PHARMACISTS and aged care providers are outraged by a decision to cut back government funding for medication reviews, which could lead to detrimental health outcomes in vulnerable and elderly people.
Pharmacists must cap home medicine reviews to 20 a month, and residential and home medication reviews have been limited to one per patient every two years, after a closed decision made by the Pharmacy Guild and government.
The guild represents pharmacy owners who made the budget decision without consultation with community pharmacists and aged care providers. The latter will lobby the Federal Government to reinstate full funding.
University of Tasmania medicine researcher Juanita Westbury said the reviews were a valuable monitoring tool that prevented wrong dosages and medicines, and mixing incompatible drugs, and in some instances, death.
Dr Westbury said reining in expenditure at the expense of patient health for pharmacy business interests was not acceptable.
"Someone with chronic illness may be given a raft of medicines and they often don't have time to discuss (the medicines) with their doctors," Dr Westbury said.

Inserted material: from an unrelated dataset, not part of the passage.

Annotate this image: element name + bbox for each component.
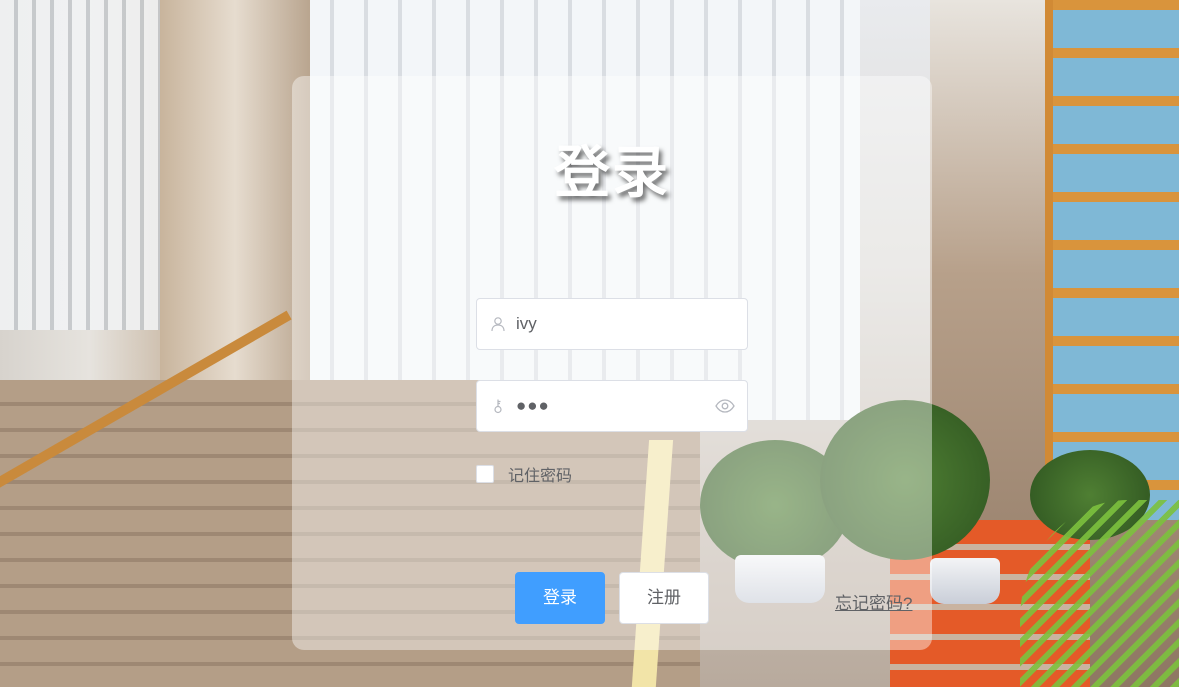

"We would say that a lot of patients really like these reviews because they can learn exactly what they are taking ... and we check whether the medications are compatible ... whether patients are taking it appropriately."

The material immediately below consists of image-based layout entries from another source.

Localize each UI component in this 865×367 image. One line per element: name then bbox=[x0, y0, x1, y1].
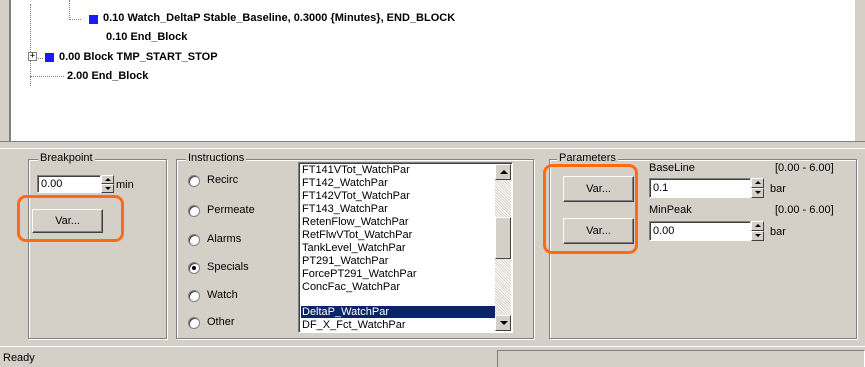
minpeak-unit: bar bbox=[770, 226, 786, 238]
list-item[interactable]: TankLevel_WatchPar bbox=[301, 242, 497, 254]
tree-line-end-block[interactable]: 0.10 End_Block bbox=[106, 31, 187, 43]
listbox-scrollbar[interactable] bbox=[495, 164, 511, 331]
list-item[interactable]: RetFlwVTot_WatchPar bbox=[301, 229, 497, 241]
list-item[interactable]: FT142VTot_WatchPar bbox=[301, 190, 497, 202]
list-item[interactable]: RetenFlow_WatchPar bbox=[301, 216, 497, 228]
spin-up-icon[interactable] bbox=[751, 178, 764, 188]
minpeak-spinner[interactable] bbox=[751, 221, 764, 241]
instructions-title: Instructions bbox=[186, 152, 247, 164]
baseline-unit: bar bbox=[770, 183, 786, 195]
baseline-input[interactable]: 0.1 bbox=[649, 178, 751, 198]
block-node-icon bbox=[45, 53, 54, 62]
list-item[interactable]: ForcePT291_WatchPar bbox=[301, 268, 497, 280]
radio-specials-label[interactable]: Specials bbox=[207, 261, 249, 273]
spin-down-icon[interactable] bbox=[751, 231, 764, 241]
program-tree[interactable]: 0.10 Watch_DeltaP Stable_Baseline, 0.300… bbox=[9, 0, 855, 141]
tree-line-watch[interactable]: 0.10 Watch_DeltaP Stable_Baseline, 0.300… bbox=[103, 12, 455, 24]
radio-recirc[interactable] bbox=[188, 175, 200, 187]
status-pane bbox=[497, 350, 865, 367]
baseline-spinner[interactable] bbox=[751, 178, 764, 198]
spin-down-icon[interactable] bbox=[751, 188, 764, 198]
radio-permeate-label[interactable]: Permeate bbox=[207, 204, 255, 216]
radio-watch-label[interactable]: Watch bbox=[207, 289, 238, 301]
scroll-down-icon[interactable] bbox=[495, 315, 511, 331]
param-name-baseline: BaseLine bbox=[649, 162, 695, 174]
list-item[interactable]: ConcFac_WatchPar bbox=[301, 281, 497, 293]
breakpoint-input[interactable]: 0.00 bbox=[37, 175, 101, 193]
tree-line-block[interactable]: 0.00 Block TMP_START_STOP bbox=[59, 51, 218, 63]
list-item[interactable]: FT142_WatchPar bbox=[301, 177, 497, 189]
block-node-icon bbox=[89, 15, 98, 24]
list-item[interactable]: DF_X_Fct_WatchPar bbox=[301, 319, 497, 331]
pane-splitter[interactable] bbox=[0, 141, 865, 149]
instructions-listbox[interactable]: FT141VTot_WatchPar FT142_WatchPar FT142V… bbox=[298, 162, 513, 333]
radio-other[interactable] bbox=[188, 317, 200, 329]
breakpoint-title: Breakpoint bbox=[38, 152, 95, 164]
breakpoint-var-button[interactable]: Var... bbox=[32, 209, 103, 233]
scroll-thumb[interactable] bbox=[495, 217, 511, 259]
radio-alarms-label[interactable]: Alarms bbox=[207, 233, 241, 245]
expand-icon[interactable]: + bbox=[28, 52, 37, 61]
radio-watch[interactable] bbox=[188, 290, 200, 302]
parameters-title: Parameters bbox=[557, 152, 618, 164]
param-range-baseline: [0.00 - 6.00] bbox=[775, 162, 834, 174]
radio-alarms[interactable] bbox=[188, 234, 200, 246]
list-item[interactable]: FT141VTot_WatchPar bbox=[301, 164, 497, 176]
tree-line-end-block-root[interactable]: 2.00 End_Block bbox=[67, 70, 148, 82]
status-bar: Ready bbox=[0, 346, 865, 367]
param-range-minpeak: [0.00 - 6.00] bbox=[775, 204, 834, 216]
radio-specials[interactable] bbox=[188, 262, 200, 274]
spin-up-icon[interactable] bbox=[751, 221, 764, 231]
scroll-up-icon[interactable] bbox=[495, 164, 511, 180]
radio-permeate[interactable] bbox=[188, 205, 200, 217]
list-item[interactable]: PT291_WatchPar bbox=[301, 255, 497, 267]
list-item-selected[interactable]: DeltaP_WatchPar bbox=[301, 306, 497, 318]
list-item[interactable]: FT143_WatchPar bbox=[301, 203, 497, 215]
breakpoint-unit: min bbox=[116, 179, 134, 191]
radio-other-label[interactable]: Other bbox=[207, 316, 235, 328]
status-text: Ready bbox=[3, 352, 35, 364]
minpeak-input[interactable]: 0.00 bbox=[649, 221, 751, 241]
param-var-button-1[interactable]: Var... bbox=[563, 176, 634, 202]
param-var-button-2[interactable]: Var... bbox=[563, 218, 634, 244]
breakpoint-spinner[interactable] bbox=[101, 175, 114, 193]
radio-recirc-label[interactable]: Recirc bbox=[207, 174, 238, 186]
spin-up-icon[interactable] bbox=[101, 175, 114, 184]
param-name-minpeak: MinPeak bbox=[649, 204, 692, 216]
spin-down-icon[interactable] bbox=[101, 184, 114, 193]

Aged and Community Services Tasmania chief executive Darren Mathewson said limiting reviews to two years was ridiculous.
"For older people it means the ability to be assessed more frequently, and having medications adjusted to ensure they are getting the best treatment and care, is less," Mr Mathewson said.
"It will mean that aged care providers will have to fund more of those pharmacist reviews and once again, the obligation will fall to us when we are the ones already in a very tight funding environment.
"It is a critical tool in ensuring that we keep on top of people's care needs."
An Australian Medical Association spokeswoman said home medication reviews were highly valued by GPs.